Krätze breitet sich in Sachsen aus

Die Gesundheitsämter registrierten 2017 mehr als doppelt so viele Erkrankte wie im Jahr zuvor. Und der Trend hält an. Nicht zuletzt weil die Krankheit heimtückisch ist.

Chemnitz.

Juckreiz, Bläschen, gerötete Haut: Die Krätze ist für Betroffene eine Qual. Seit einiger Zeit greift die Infektionskrankheit auch in Sachsen wieder vermehrt um sich, wie Daten der Gesundheitsämter und der Krankenkasse Barmer zeigen. "In Chemnitz stieg die Anzahl der gemeldeten Fälle von 80 im Jahr 2016 auf 176 im Jahr 2017", sagt Anke Protze, stellvertretende Amtsärztin von Chemnitz. Ähnlich ist die Situation im Landkreis Mittelsachsen. Dort hat sich die Anzahl der Krätze-Kranken von 2016 auf 2017 von 48 auf 140 verdreifacht, wie Sprecher André Kaiser informiert. Ein Ende sei nicht in Sicht. "In den ersten Wochen des neuen Jahres hatten wir schon 85 Meldungen", so Kaiser. Auch Dresden verzeichnet im Jahresvergleich einen Anstieg von 67 auf 138 Fälle.

Den Gesundheitsämtern werden allerdings nur Erkrankungen in Gemeinschaftseinrichtungen gemeldet. Deshalb liegt die tatsächliche Anzahl der Betroffenen viel höher, wie aus Daten der Krankenkasse Barmer abzulesen ist. Sie hat die Ausgabe von Arzneimittel-Wirkstoffen gegen Krätze untersucht. "Die Verordnungen von entsprechenden Salben und Tabletten an Barmer-Versicherte stiegen innerhalb eines Jahres in Sachsen um mehr als die Hälfte - von 900 auf 1400, im Bundesschnitt sogar um rund 70 Prozent auf mehr als 61.000", sagt Fabian Magerl, Geschäftsführer der Kasse in Sachsen.

Bei Infektionskrankheiten wie der Krätze gebe es immer wieder Schwankungen, erklärt Anke Protze. "Einen nicht unwesentlichen Teil der Neuerkrankungen führen wir auf die Zuwanderung zurück.
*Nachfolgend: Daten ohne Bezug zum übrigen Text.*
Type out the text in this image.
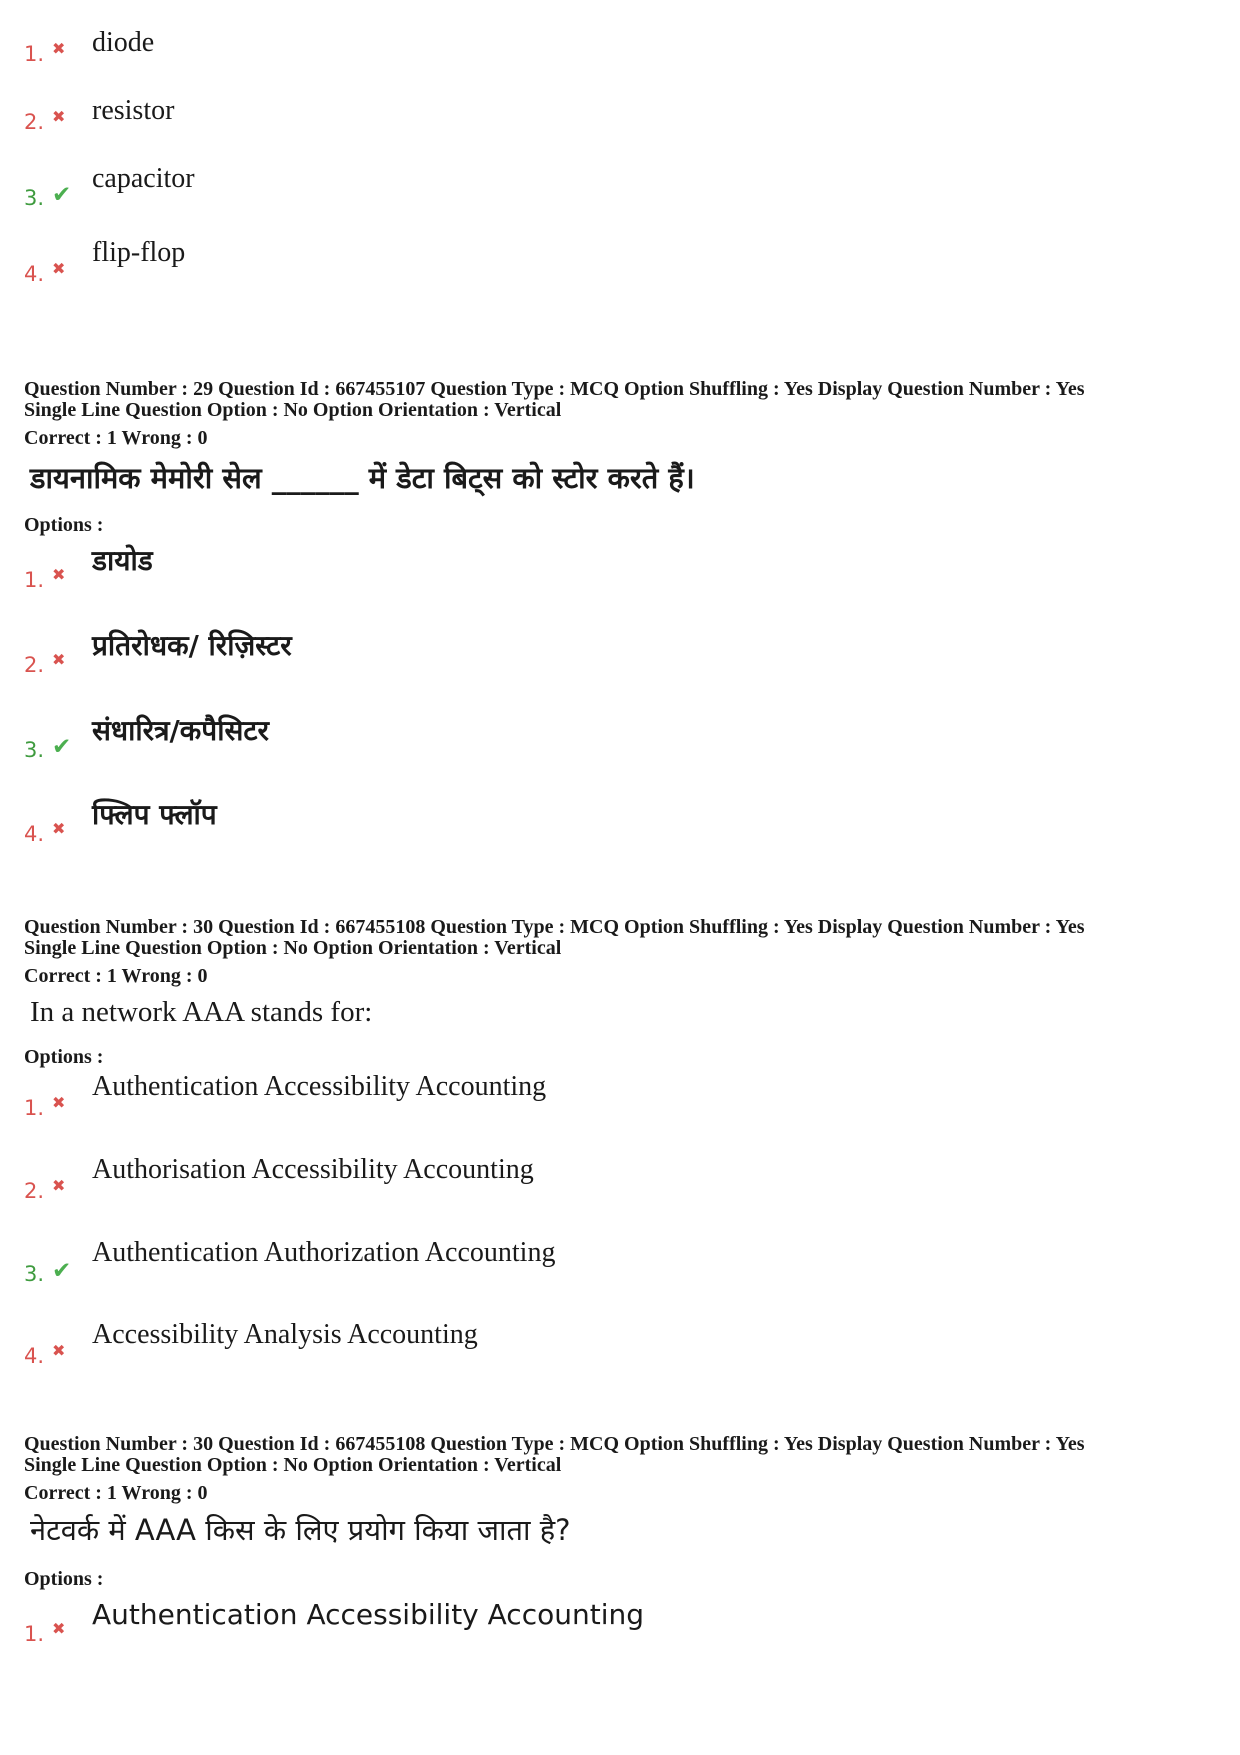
1. ✖ diode
2. ✖ resistor
3. ✔
capacitor
4. ✖
flip-flop
Question Number : 29 Question Id : 667455107 Question Type : MCQ Option Shuffling : Yes Display Question Number : Yes
Single Line Question Option : No Option Orientation : Vertical
Correct : 1 Wrong : 0
डायनामिक मेमोरी सेल ______ में डेटा बिट्स को स्टोर करते हैं।
Options :
1. ✖ डायोड
2. ✖ प्रतिरोधक/ रिज़िस्टर
3. ✔ संधारित्र/कपैसिटर
4. ✖ फ्लिप फ्लॉप
Question Number : 30 Question Id : 667455108 Question Type : MCQ Option Shuffling : Yes Display Question Number : Yes
Single Line Question Option : No Option Orientation : Vertical
Correct : 1 Wrong : 0
In a network AAA stands for:
Options :
1. ✖
Authentication Accessibility Accounting
2. ✖
Authorisation Accessibility Accounting
3. ✔
Authentication Authorization Accounting
4. ✖
Accessibility Analysis Accounting
Question Number : 30 Question Id : 667455108 Question Type : MCQ Option Shuffling : Yes Display Question Number : Yes
Single Line Question Option : No Option Orientation : Vertical
Correct : 1 Wrong : 0
नेटवर्क में AAA किस के लिए प्रयोग किया जाता है?
Options :
1. ✖ Authentication Accessibility Accounting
Auf der Flucht lebten die Menschen oft unter unhygienischen Bedingungen und dicht beieinander. Auch in Kitas und Schulen gehe es teils eng zu. Da breiten sich solche Erkrankungen sehr schnell aus", so Protze. Neu eingeschleppt worden sei die Krätze aber nicht. Sie komme seit Jahrzehnten in Deutschland vor.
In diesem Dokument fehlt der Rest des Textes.